I have had my Polar M400 Running Watch for a full month now. Prior to purchasing it, when I went running, I was actually wearing 3 devices on my arm: a Timex watch which worked with a chest strap heart rate monitor; another Timex watch which allowed for repeat intervals which I needed in order to use Jeff Galloway’s run-walk-run method; and a FitBit Charge HR. In addition to what I was wearing on my arm, I would sometimes carry my cellphone, on which I would run either the Nike+ app or the MapMyRun app. My Polar M400 replaces all 4 devices — and then does things that none of my devices could do.
To state succinctly what I am going to say about the M400: I love it! What an awesome device! I bought it from Amazon (http://www.amazon.com/Polar-Sports-Watch-Heart-Monitor/dp/B00NPZ7WNU/) for less than $160 (without tax or shipping), and it came with a chest strap heart rate monitor. It was around $100 less than its competitors, such as a number of Garmin products, such as the Garmin Forerunner 220.
In addition to accurately reading my heart rate with the chest strap monitor — something I couldn’t trust the FitBit Charge HR to do from my wrist — it has a GPS built in, which seems to sample all of the data I am interested in every second (since I can download the data in a csv file and examine it at that level of detail). I had not really paid a lot of attention to either Nike+ or MapMyRun until the end of the run (I found it awkward to be pulling out my big Samsung Note during a run), while wearing a GPS on my wrist has enabled me to be interested in what it can tell me during the run. In addition to various distance measures, it can also tell you your current speed and your average speed for the lap you are on and over the course of the run so far.
A feature that I hope to not have to use — but one that is very attractive to me as someone who travels for my work to foreign countries where I do not speak the language, but nonetheless try to run in these places — is the “return to start” feature. This, in principle, directs you back to your starting place if you would get lost. I have experimented with this feature around my local runs, and it uses arrows on the display to tell you which way you need to be running.
Another feature that I like is the one that keeps track of your cadence (steps per minute). Many runners tend to over-stride which can stress various joints and lead to frequent injuries. One of the key ways to keep from over-striding is to target a faster cadence. I’ve read that between 160 and 180 strides per minute is the optimal range. The watch can display your cadence so that you can monitor how you are doing.
I really like the watch’s interval timer, which doesn’t require anything more than just that the watch be worn on your wrist. It is possible to set more than one timer, but I only use one for the run-walk-run method (though I know that many use at least two). The timer starts beeping five seconds before the end of the interval so you can prepare to stop (perhaps, in a race, allowing one to find a good place on the road to slow to a walk), with a beep every second, and then a distinct alarm sound when the interval is completed. With run-walk-run, I typically set it for 2 minutes. I walk the first 30 seconds of the interval, at which time I start running (I know when to start because I have the interval time displayed on my watch, and I monitor it). Then when the alarm sounds, I know I have to walk again.

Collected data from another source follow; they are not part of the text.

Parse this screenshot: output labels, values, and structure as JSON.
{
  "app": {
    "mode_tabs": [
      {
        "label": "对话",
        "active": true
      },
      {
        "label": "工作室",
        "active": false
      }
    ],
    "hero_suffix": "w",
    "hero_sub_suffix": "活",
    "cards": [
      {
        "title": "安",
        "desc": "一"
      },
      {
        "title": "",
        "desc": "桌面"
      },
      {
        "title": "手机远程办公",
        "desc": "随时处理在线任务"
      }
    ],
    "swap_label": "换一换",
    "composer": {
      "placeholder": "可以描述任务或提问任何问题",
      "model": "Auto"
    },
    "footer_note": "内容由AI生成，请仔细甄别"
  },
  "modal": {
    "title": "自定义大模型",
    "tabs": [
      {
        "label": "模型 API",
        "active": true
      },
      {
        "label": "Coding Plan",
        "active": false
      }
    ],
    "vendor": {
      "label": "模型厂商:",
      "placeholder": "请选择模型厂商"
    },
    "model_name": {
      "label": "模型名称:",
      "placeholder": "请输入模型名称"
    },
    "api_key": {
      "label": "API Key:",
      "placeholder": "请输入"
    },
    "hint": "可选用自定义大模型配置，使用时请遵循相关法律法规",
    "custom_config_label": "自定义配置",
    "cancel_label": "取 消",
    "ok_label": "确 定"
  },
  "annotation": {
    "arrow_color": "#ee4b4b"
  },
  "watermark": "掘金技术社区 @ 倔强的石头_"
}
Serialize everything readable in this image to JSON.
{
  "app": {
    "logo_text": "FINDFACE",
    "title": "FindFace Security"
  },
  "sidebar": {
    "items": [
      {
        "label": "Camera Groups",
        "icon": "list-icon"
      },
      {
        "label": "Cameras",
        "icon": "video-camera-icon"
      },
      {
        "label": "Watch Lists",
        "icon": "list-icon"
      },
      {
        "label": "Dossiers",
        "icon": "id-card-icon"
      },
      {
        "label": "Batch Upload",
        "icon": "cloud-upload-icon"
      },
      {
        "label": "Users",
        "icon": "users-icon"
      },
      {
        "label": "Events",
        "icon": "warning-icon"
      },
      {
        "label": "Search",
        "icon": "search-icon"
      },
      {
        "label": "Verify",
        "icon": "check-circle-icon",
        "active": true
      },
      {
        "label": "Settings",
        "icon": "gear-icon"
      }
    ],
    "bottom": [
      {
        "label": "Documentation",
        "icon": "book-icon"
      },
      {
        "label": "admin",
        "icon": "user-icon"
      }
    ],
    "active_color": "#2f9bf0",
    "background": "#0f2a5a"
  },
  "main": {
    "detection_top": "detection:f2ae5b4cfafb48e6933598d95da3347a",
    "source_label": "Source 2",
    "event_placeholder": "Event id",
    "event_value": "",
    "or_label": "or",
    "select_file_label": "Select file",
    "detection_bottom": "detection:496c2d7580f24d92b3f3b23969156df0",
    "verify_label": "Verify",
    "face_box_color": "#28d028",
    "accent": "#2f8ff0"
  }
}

The Polar M400 allows you to customize a number of displays for your use during a run. The customization allows for up to 4 lines per screen. My favorite is the one that shows heart rate on the top, elapsed time on line 2, interval time on line 3, and cadence on line 4. I sometimes switch to a second display that puts distance on line 1, drops cadence, and has heart rate instead on line 4. I did, however, create a third display which I don’t use very often, which shows current speed, speed for the interval, and average speed for the run.

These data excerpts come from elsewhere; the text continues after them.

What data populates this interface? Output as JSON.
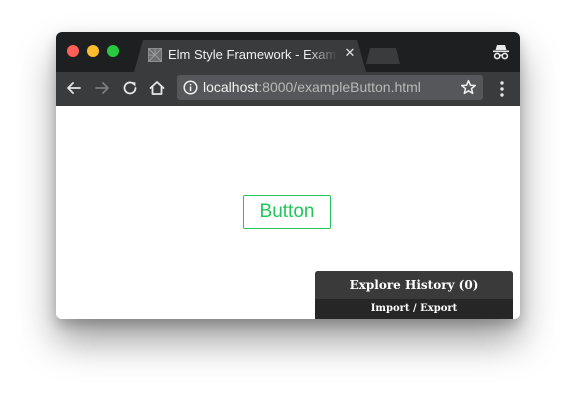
{
  "browser": {
    "tab": {
      "title": "Elm Style Framework - Example Button",
      "close_glyph": "✕"
    },
    "icons": {
      "favicon": "elm-tangram-icon",
      "incognito": "incognito-icon",
      "back": "back-arrow-icon",
      "forward": "forward-arrow-icon",
      "reload": "reload-icon",
      "home": "home-icon",
      "site_info": "info-icon",
      "bookmark": "star-icon",
      "menu": "kebab-menu-icon"
    },
    "address": {
      "host": "localhost",
      "rest": ":8000/exampleButton.html"
    },
    "colors": {
      "close": "#fc5f57",
      "minimize": "#fdbc2e",
      "maximize": "#28c840",
      "chrome_dark": "#1e1f21",
      "toolbar": "#3a3b3d"
    }
  },
  "page": {
    "button_label": "Button",
    "accent_color": "#23c55a"
  },
  "debugger": {
    "title": "Explore History (0)",
    "subtitle": "Import / Export"
  }
}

When you are done running, you can upload your data via Bluetooth to your smartphone, or you can plug it into your computer and sync it that way. You can look up your run statistics via your smartphone or internet. Polar provides various graphs that help make interpreting the run easier. It also allows you to export your run data (for one run at a time) to a csv file, if you want to analyze your data further.

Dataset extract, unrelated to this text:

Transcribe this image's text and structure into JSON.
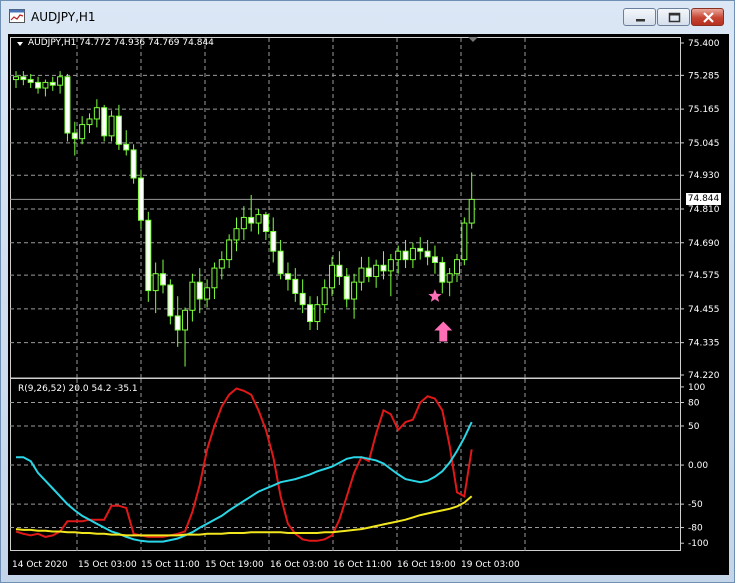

The Polar M400 keeps track of your sleep, but I have not found out how to get this directly from the watch, so I have only been able to find it on the internet after a sync has been completed. It has taken me an entire month to find how to see how many steps I have taken during the day (unlike I had experienced with the FitBit charge, since this was one of its main features) — you go to the “Today’s activity” menu on the watch. And seeing how much charge the battery has is not entirely straightforward — it pops up on the screen if you push the button to start a training session.
But despite some features that could be improved through making them more accessible, I have had a very positive experience with this watch, and would encourage all of my running friends to consider whether the benefits that it gives, which I just described — would seem to make it of considerable value, considering the price.